1. Pakistan stepped up diplomatic efforts on Thursday to hasten U.S. and Iran peace talks, as Tehran said it was reviewing Washington’s latest responses and ​President Donald Trump suggested he could wait a few days for “the right answers” from Tehran but was also willing to resume attacks on the country. (Reuters)

Iran’s Supreme Leader has issued a directive that the country’s near-weapons-grade uranium should not be sent abroad, two senior Iranian sources said, hardening Tehran’s stance on one of the ​main U.S. demands at peace talks… Israeli Prime Minister Benjamin Netanyahu ​has said he will not consider the war over until enriched uranium is removed from Iran, Tehran ends its support for proxy militias, and its ballistic missile capabilities are eliminated. (Reuters)

The reported comment by Iran’s Supreme Leader is sending oil prices and Treasury yields higher on Thursday morning amid growing concerns over inflation and questionable prospects for peace talks between the U.S. and Iran.
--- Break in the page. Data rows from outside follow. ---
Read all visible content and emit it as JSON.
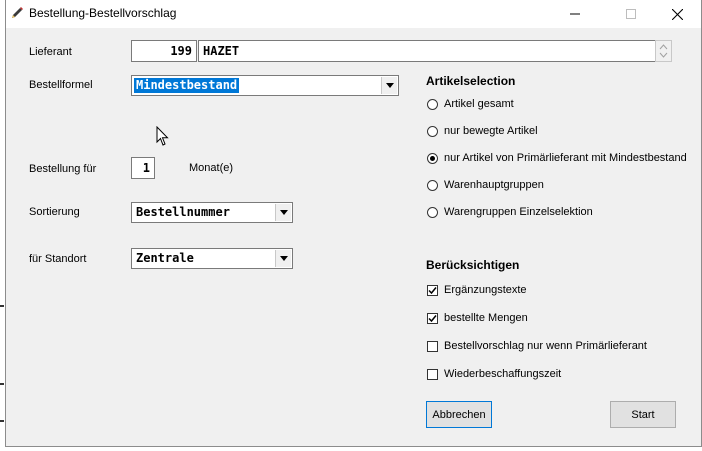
{
  "window": {
    "title": "Bestellung-Bestellvorschlag"
  },
  "labels": {
    "lieferant": "Lieferant",
    "bestellformel": "Bestellformel",
    "bestellung_fuer": "Bestellung für",
    "monat": "Monat(e)",
    "sortierung": "Sortierung",
    "standort": "für Standort"
  },
  "fields": {
    "lieferant_nr": "199",
    "lieferant_name": "HAZET",
    "bestellformel": "Mindestbestand",
    "bestellung_fuer": "1",
    "sortierung": "Bestellnummer",
    "standort": "Zentrale"
  },
  "artikelselection": {
    "title": "Artikelselection",
    "options": [
      {
        "label": "Artikel gesamt",
        "selected": false
      },
      {
        "label": "nur bewegte Artikel",
        "selected": false
      },
      {
        "label": "nur Artikel von Primärlieferant mit Mindestbestand",
        "selected": true
      },
      {
        "label": "Warenhauptgruppen",
        "selected": false
      },
      {
        "label": "Warengruppen Einzelselektion",
        "selected": false
      }
    ]
  },
  "beruecksichtigen": {
    "title": "Berücksichtigen",
    "options": [
      {
        "label": "Ergänzungstexte",
        "checked": true
      },
      {
        "label": "bestellte Mengen",
        "checked": true
      },
      {
        "label": "Bestellvorschlag nur wenn Primärlieferant",
        "checked": false
      },
      {
        "label": "Wiederbeschaffungszeit",
        "checked": false
      }
    ]
  },
  "buttons": {
    "cancel": "Abbrechen",
    "start": "Start"
  },
  "icons": {
    "app": "pencil-icon",
    "minimize": "minimize-icon",
    "maximize": "maximize-icon",
    "close": "close-icon",
    "cursor": "mouse-cursor-icon"
  }
}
We’ll continue to follow developments, their implications, and break it down for members.

2. The rate of input cost inflation quickened for the seventh consecutive month in May, hitting a three-and-a-half year high. Steeper rises were seen across both the manufacturing and services sectors, as well as in Germany, France and the rest of the eurozone as a whole. Meanwhile, average prices charged for goods and services rose at the fastest pace in 38 months, but the pace of inflation quickened only fractionally from that seen in April. (S&P Global)

Prices charged by UK private sector firms continued to rise sharply, albeit at a slightly slower pace than the 39-month high seen in April.  However, manufacturers bucked the softer overall trend, with factory gate prices increasing to the greatest extent since July 2022. Goods producers often noted fuel surcharges and efforts to pass on rising raw material prices due to the Middle East war. (S&P Global)

The inflation findings in Thursday morning’s S&P Global (SPGI) Flash May PMI reports for the Eurozone and the U.K. indicate what we’re likely to hear when S&P publishes its Flash May PMI for the U.S. We’ll also be mining that report for insights on the pace of job creation in May. What we see in May new order activity could reveal if PMI strength in March and April was due more to the pull forward in demand  or underlying strength in the U.S. economy. 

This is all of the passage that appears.